Sozialdemokratische Deutschlandpolitik: Die Alternative
Somit rückten aus der besonderen Lage Berlins heraus die menschlichen Aspekte der deutschen Frage in den Mittelpunkt einer politischen Konzeption, während die bislang immer wieder hervorgebrachten juristischen Bedenken eines Nebeneinander zweier deutscher Staaten sekundär wurden. Dem kleinen Berliner Planungsstab ging es nunmehr um konkrete und praktikable Schritte, die Erleichterungen auf beiden Seiten der Mauer bringen sollten. Diese deutschlandpolitische Neuorientierung provozierte Widersprüche, auch von der eigenen Seite her, da sie ohne Rücksicht auf eine Beteiligung der Bevölkerung bzw. der sozialdemokratischen Parteiorganisationen im kleinen Beraterkreis Brandts entwickelt worden war. Dennoch wuchs hieraus die sozialdemokratische Deutschlandpolitik als eine klare Alternative zur deutschlandpolitischen Passivität der Bundesregierung.

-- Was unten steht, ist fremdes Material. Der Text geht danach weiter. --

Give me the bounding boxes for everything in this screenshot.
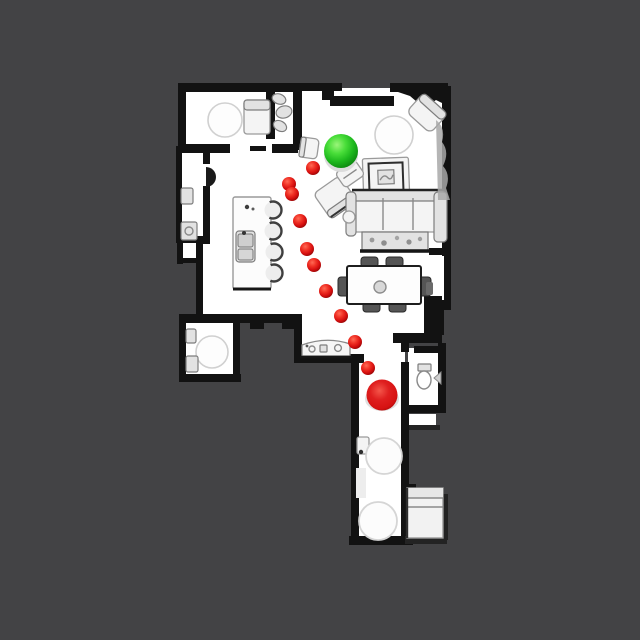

Schon auf dem Kölner Parteitag im Mai 1962 hatte Willy Brandt gefordert, »ein Minimum an Durchlässigkeit der Mauer zu erreichen« – die Partei war ihm mit einer Entschließung gefolgt, in der bekundet wurde, »daß alle Anstrengungen gemacht werden (sollten), um wenigstens die unmenschlichen Auswirkungen der Mauer zu überwinden und einen geregelten Personenverkehr innerhalb der widernatürlich geteilten Staaten wiederherzustellen«.
Diese keineswegs mit konkreten Maßnahmen verbundenen Forderungen wurden erstmalig mit dem »für die Entwicklung der neuen Deutschlandpolitik gewiß bahnbrechende(n) erste(n) Passierscheinabkommen« (Prowe 1976, S.279) in die Praxis umgesetzt. Mit einem Trick konnte Willy Brandt dem Osten gewissermaßen Zugeständnisse in deren »Dreistaatentheorie« machen, indem er als westlichen Verhandlungspartner einen politischen Beauftragten aufbot. Indem er sich allerdings demonstrativ in seinen Entscheidungen von der Bundesregierung abhängig machte, bewies er, daß er dennoch weiterhin zu dem Nicht-Anerkennungs-Prinzip stand.
Durch die außerordentliche Geschwindigkeit, mit der die Verhandlungen vom 13. – 17. Dezember 1963 geführt wurden, geriet die Bundesregierung jedoch unter enormen Zeitdruck. Die Kritiker im Regierungslager waren geteilter Meinung über das erzielte Passierscheinabkommen. Die Regierung hätte es aber wohl kaum unterbinden können, ohne sich, wie die Praxis der Regelung zwischen dem 18. Dezember 1963 und dem 5. Januar 1964 zeigte, dem Vorwurf ausgesetzt zu sehen, daß sie menschliche Erleichterungen im geteilten Berlin zu verhindern suchte.
Dieser erste Erfolg der »Politik der kleinen Schritte« stellte unter Beweis, daß die Berliner SPD nun auch in der Anwendung neuer deutschlandpolitischer Ansätze die Initiative übernommen hatte.
Fritz Erler lobte das Passierscheinabkommen im Deutschen Bundestag, weil in Berlin sichtbar geworden sei, »daß diese Stadt eine Stadt ist und daß die Deutschen ein Volk sind und ein Volk bleiben wollen.« Die Besuche der Westberliner »durch Stacheldraht und Gefängnistore hindurch, mit der Auflage, abends wieder zurücksein zu müssen«, habe »für viele den schrecklichen Charakter der Mauer, den sie nicht so ganz einsehen wollten, deutlicher als vorher hervortreten lassen.« Zusätzlich sah er in der Praxis des Abkommens auch »eine Ermutigung für unsere Landsleute.« Zu der neuen »Politik der kleinen Schritte« bekannte er sich, ohne diese beim Namen zu nennen: »Wir wissen, daß wir durchaus miteinander und mit der Bundesregierung bereit sind abzutasten, was geschehen kann, um unseren Landsleuten in Ost-Berlin und in der Zone ein Höchstmaß an Erleichterungen zu verschaffen.«
Die außenpolitische Gemeinsamkeit mit der Bundesregierung und allen im Deutschen Bundestag vertretenen Parteien wurde aber dennoch fortgesetzt.